La zia, in particolare, mi si era rivelata, nei mesi trascorsi a casa sua, una gran zoccola, mi aveva fatto scopare per la prima volta (esaudendo uno dei desideri più impellenti della mia adolescenza da segaiolo) e mi aveva fatto anche sverginare la figlia, mia cugina Luisella, le cui forme piene ero stato il primo uomo a saggiare. Anche lo zio Alberto aveva partecipato ai nostri incontri intimi, in fatto di sesso in quella famiglia non esistevano taboo, e dopo il mio cazzo la procace figlioletta aveva pure dovuto sorbirsi il grosso tarello del papà, con sua grande soddisfazione.
L’estate era stata un continuo passaggio da una scopata all’altra, con zia Lucy (che rimaneva sempre al primo posto fra le mie voglie) e con Luisella, e lo zio Alberto che non di rado si univa a noi per una scatenata orgia di famiglia.
Salutai con rammarico i parenti alla fine delle vacanze, e ripartii verso casa dopo aver promesso di passare a trovarli quanto prima.
L’occasione non si ripresentò, purtroppo, prima delle vacanze di pasqua. Quei mesi trascorsero con sessioni di masturbazione solitaria, pensando alle amanti di famiglia dalle quali ero impossibilitato a recarmi di frequente.
Le vacanze pasquali giunsero quanto mai opportune, e non mi parve vero di poter aderire all’invito di mia madre, che mi sollecitava a trascorrere una settimana presso gli zii, visto che le vacanze estive secondo lei mi avevano fatto un gran bene, e non avevo mai avuto voti così buoni a scuola come quell’anno.
“Non so, dev’essere l’aria che ti ha fatto bene, Nicola, ma quest’anno sei proprio bravino, gli insegnanti dicono che sei sempre attento e studi di buona voglia…per me fatti una settimana da Lucy, a pasqua, e poi gli esami di maturità non potranno che andarti bene…”
Sì, …l’aria che mi aveva fatto bene. Sapevo io cos’era che mi aveva fatto bene… comunque accettai subito la proposta della mamma, e qualche settimana dopo mi ritrovai sul treno, diretto al paese degli zii, e con la mente persa a fantasticare sulle tette di zia Lucy.

Zia Lucy che trovai, come la volta precedente ad attendermi sulla banchina, alla stazione dei treni.

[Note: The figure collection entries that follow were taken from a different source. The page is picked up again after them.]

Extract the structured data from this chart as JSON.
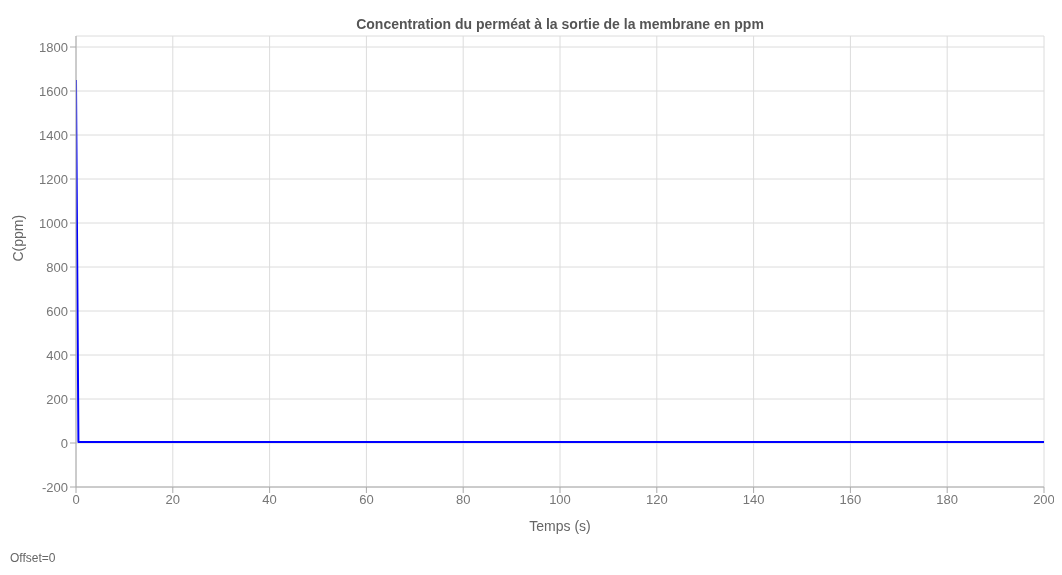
{
  "chart_data": {
    "type": "line",
    "title": "Concentration du perméat à la sortie de la membrane en ppm",
    "xlabel": "Temps (s)",
    "ylabel": "C(ppm)",
    "annotations": [
      "Offset=0"
    ],
    "series": [
      {
        "color": "#0000ff",
        "x": [
          0,
          0.5,
          200
        ],
        "values": [
          1650,
          5,
          5
        ]
      }
    ],
    "xlim": [
      0,
      200
    ],
    "xticks": [
      0,
      20,
      40,
      60,
      80,
      100,
      120,
      140,
      160,
      180,
      200
    ],
    "ylim": [
      -200,
      1850
    ],
    "yticks": [
      -200,
      0,
      200,
      400,
      600,
      800,
      1000,
      1200,
      1400,
      1600,
      1800
    ],
    "grid": true,
    "marker": "none",
    "line_style": "solid"
  }
}
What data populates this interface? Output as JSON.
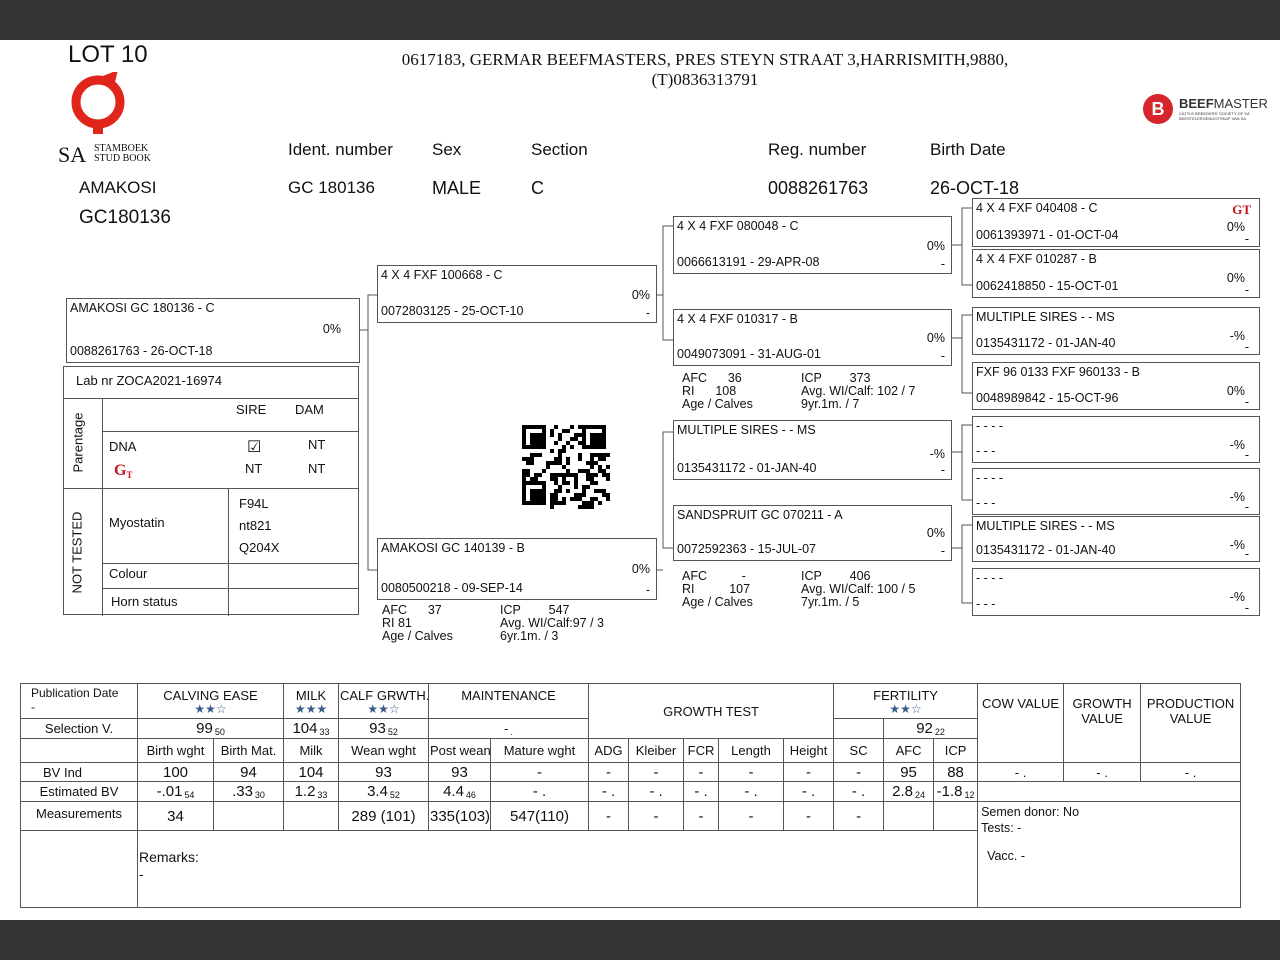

Mi salutò con un bacio, che non fu casto come quello dell’estate prima, ma fu un vero lingua-in-bocca lungo un minuto, mentre un anziano signore ci guardava con tanto d’occhi, stupendosi forse della differenza d’età (io 19 anni, zia Lucy sulla quarantina), e borbottando qualche parola non certo gentile quando zia Lucy passando davanti a lui sorrise languida strizzandogli l’occhio, mentre con la mano apertamente in vista mi palpava il sedere senza alcun ritegno.

Salii sulla sua auto, che era sempre l’A112 rossa dell’anno prima. La zia indossava una camicetta bianca di cotone, abbastanza leggera visto che lasciava trasparire il reggiseno scuro, che sosteneva con fatica le sue splendide poppe. Una corta gonna, abbondantemente sopra il ginocchio, fasciava le sue splendide cosce, in carne ma ben modellate, e ai piedi portava un paio di sandali argentati con un tacco leggero, che una volta la splendida zietta si era lasciati addosso mentre facevamo l’amore.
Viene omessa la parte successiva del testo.